TOptionData  *optionData,

int optN

){

   printf("kernel execution..........");

   fflush(stdout);

static __TOptionData h_OptionData[MAX_OPTIONS];

for(int i = 0; i < optN; i++){

    const double      T = optionData[i].T;

    const double      R = optionData[i].R;

    const double      V = optionData[i].V;

const double dt = T / (double)NUM_STEPS;

    const double    vDt = V * sqrt(dt);

    const double    rDt = R * dt;

    //Per-step interest and discount factors

    const double     If = exp(rDt);

    const double     Df = exp(-rDt);

    //Values and pseudoprobabilities of upward and downward moves

    const double      u = exp(vDt);

    const double      d = exp(-vDt);

    const double     pu = (If - d) / (u - d);

    const double     pd = 1.0 - pu;

    const double puByDf = pu * Df;

    const double pdByDf = pd * Df;

h_OptionData[i].S = (real)optionData[i].S;

    h_OptionData[i].X      = (real)optionData[i].X;

    h_OptionData[i].vDt    = (real)vDt;

    h_OptionData[i].puByDf = (real)puByDf;

    h_OptionData[i].pdByDf = (real)pdByDf;

}

cutilSafeCall(cudaThreadSynchronize());

cutilSafeCall( cudaMemcpyToSymbol(d_OptionData, h_OptionData, optN * sizeof(__TOptionData)) );

int rootoptN = sqrt(optN);

dim3 theGrid(rootoptN, (optN+rootoptN-1)/rootoptN);

printf(“xdim=%d\n,ydim=%d\n”,rootoptN ,(optN+rootoptN-1)/rootoptN);

fflush(stdout);

binomialOptionsKernel<<<theGrid, CACHE_SIZE>>>(optN);

printf(“Done with kernel call\n”); fflush(stdout);

//binomialOptionsKernel<<<dimGrid, CACHE_SIZE>>>(optN);

//binomialOptionsKernel<<<optN, CACHE_SIZE>>>();

cutilCheckMsg(“binomialOptionsKernel() execution failed.\n”);

cutilSafeCall(cudaThreadSynchronize()); 

cutilSafeCall( cudaMemcpyFromSymbol(callValue, d_CallValue, optN * sizeof(float)) );

}[/codebox]

2

You will get miserably bad performance due to un-coalesced access.

But yeah, if u r smart enough, you can avoid it.

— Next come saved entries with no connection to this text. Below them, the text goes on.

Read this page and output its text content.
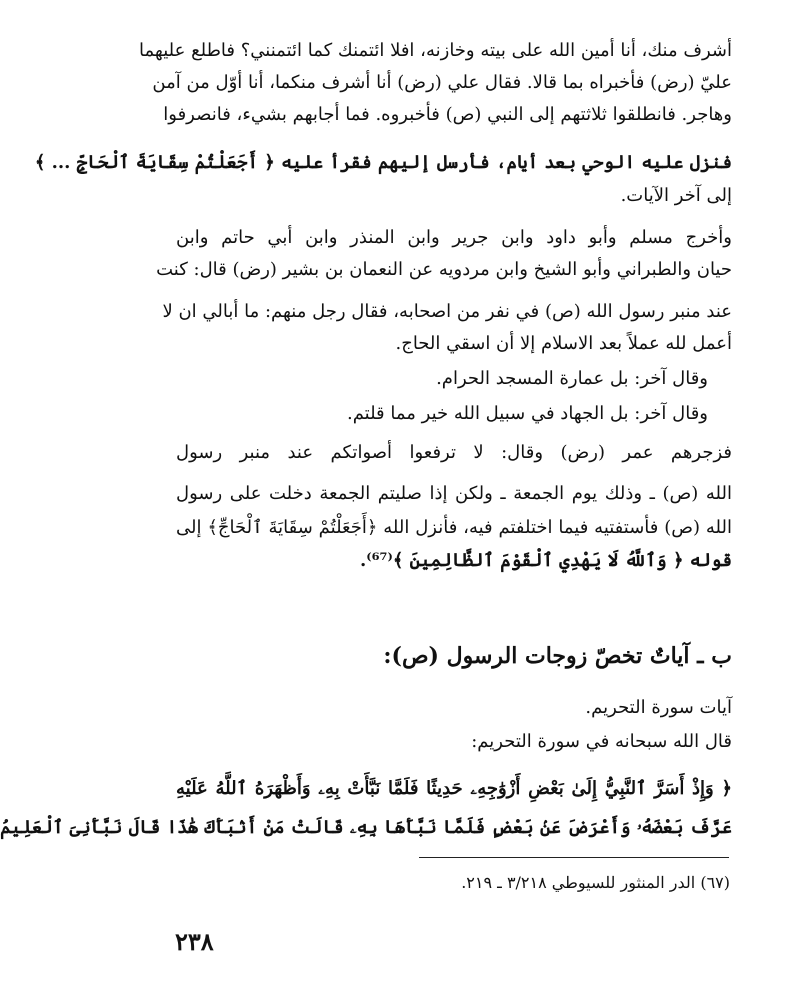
أشرف منك، أنا أمين الله على بيته وخازنه، افلا ائتمنك كما ائتمنني؟ فاطلع عليهما
عليّ (رض) فأخبراه بما قالا. فقال علي (رض) أنا أشرف منكما، أنا أوّل من آمن
وهاجر. فانطلقوا ثلاثتهم إلى النبي (ص) فأخبروه. فما أجابهم بشيء، فانصرفوا
فنزل عليه الوحي بعد أيام، فأرسل إليهم فقرأ عليه ﴿ أَجَعَلْتُمْ سِقَايَةَ ٱلْحَاجِّ ... ﴾
إلى آخر الآيات.
وأخرج مسلم وأبو داود وابن جرير وابن المنذر وابن أبي حاتم وابن
حيان والطبراني وأبو الشيخ وابن مردويه عن النعمان بن بشير (رض) قال: كنت
عند منبر رسول الله (ص) في نفر من اصحابه، فقال رجل منهم: ما أبالي ان لا
أعمل لله عملاً بعد الاسلام إلا أن اسقي الحاج.
وقال آخر: بل عمارة المسجد الحرام.
وقال آخر: بل الجهاد في سبيل الله خير مما قلتم.
فزجرهم عمر (رض) وقال: لا ترفعوا أصواتكم عند منبر رسول
الله (ص) ـ وذلك يوم الجمعة ـ ولكن إذا صليتم الجمعة دخلت على رسول
الله (ص) فأستفتيه فيما اختلفتم فيه، فأنزل الله ﴿أَجَعَلْتُمْ سِقَايَةَ ٱلْحَاجِّ﴾ إلى
قوله ﴿ وَٱللَّهُ لَا يَهْدِي ٱلْقَوْمَ ٱلظَّالِمِينَ ﴾⁽⁶⁷⁾.
ب ـ آياتٌ تخصّ زوجات الرسول (ص):
آيات سورة التحريم.
قال الله سبحانه في سورة التحريم:
﴿ وَإِذْ أَسَرَّ ٱلنَّبِيُّ إِلَىٰ بَعْضِ أَزْوَٰجِهِۦ حَدِيثًا فَلَمَّا نَبَّأَتْ بِهِۦ وَأَظْهَرَهُ ٱللَّهُ عَلَيْهِ
عَرَّفَ بَعْضَهُۥ وَأَعْرَضَ عَنۢ بَعْضٍ فَلَمَّا نَبَّأَهَا بِهِۦ قَالَتْ مَنْ أَنۢبَأَكَ هَٰذَا قَالَ نَبَّأَنِىَ ٱلْعَلِيمُ
(٦٧) الدر المنثور للسيوطي ٣/٢١٨ ـ ٢١٩.
٢٣٨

Good Luck!

3

ya I know that. actually I wanted to compare the speed of one core compared to 240 cores… thats why i wanted a help to change my kernel. I wanted to vary the size of my grid(the number of blocks) as well as vary the number the threads… to check the performance. I din get to know how to change the number of threads which is CHCHE_SIZE in my code.can you tell how can i do it

4

First of all, Do you understand how the parallel algorithm works?

5

yes… its calculating one block per option.

6

Thats ok. But do you understand the parallel breakdown of the problem? How do they share the load among the threads of block, how the parallel algorithm works? - DO you understand all these

7

we need to load all leaf values into a high-speed shared memory buffer and perform calculations in shared memory. But since the size of shared memory

on the GPU is limited, we take as basis our intention to store as many data as possible in shared memory, but taking into account that working data sizes can be much

larger than the available shared memory, forcing us to spill to global memory at some steps of the computation i.e to process nodes of the tree in portions that fit into shared memory.

And then we are using Double buffering in the reduction primitive as follows

[codebox]//Calculations within shared memory

for(int k = c_start - 1; k >= c_end;){

//Compute discounted expected value

__syncthreads();

if(tid <= k)

callB[tid] = puByDf * callA[tid + 1] + pdByDf * callA[tid];

k--;

//Compute discounted expected value

__syncthreads();

if(tid <= k)

callA[tid] = puByDf * callB[tid + 1] + pdByDf * callB[tid];

k--;

}

[/codebox]

here threads are used for reducing values.

8

What about c_start, c_end logic… Thats crux of the parallel algorithm.

But I think your understanding of the cache is right.

So, when every thread proceses one option, every thread would need a shared memory space – So, given the limited shared memory space, u can only allocate very limited space for each thread.

Say there are 512 active threads in 1 active block, you can allocate 32 bytes of shared memory data to each thread max (assuming full 16K is available which obviously is not the case). And that would be 8 floats.
If you choose to use 256 threads, then you can get 16 floats and thats all.

But then, you wont need double buffering and the algorithm can proceed much more like the CPU version.

9

I have attached a figure in which,

A = c_base, B = min(c_base + CACHE_SIZE -1, i); i contains the highest index of the entire prices array for the current group of

CACHE_DELTA steps. The [A … B] range contains exactly CACHE_SIZE elements if index B = c_base + CACHE_SIZE – 1 is “valid” (in other words not greater than i),

or fewer otherwise. On one hand, it’s good to have a large CACHE_DELTA to perform memory spills as rarely as possible, but on the other hand, each reduction primitive loads

data with an apron of size CACHE_DELTA — to produce N output elements N + CACHE_DELTA elements are always loaded at each invocation of the reduction primitive.

Therefore, memory read overhead is inevitably increased.Having applied the primitive to the entire vector, we reduce it by CACHE_DELTA nodes,

stepping back CACHE_DELTA time steps,show in the second attachment (img2)
img2.doc (154 KB)
image.doc (154 KB)

10

Well, I understand that algorithm. I was just asking you if u have understood it correctly.
Because this comes first, before you even start tweaking things around.

I think I have given my 2 cents on what if each thread prices it separately.

11

Thank you for your suggestion it was of great help…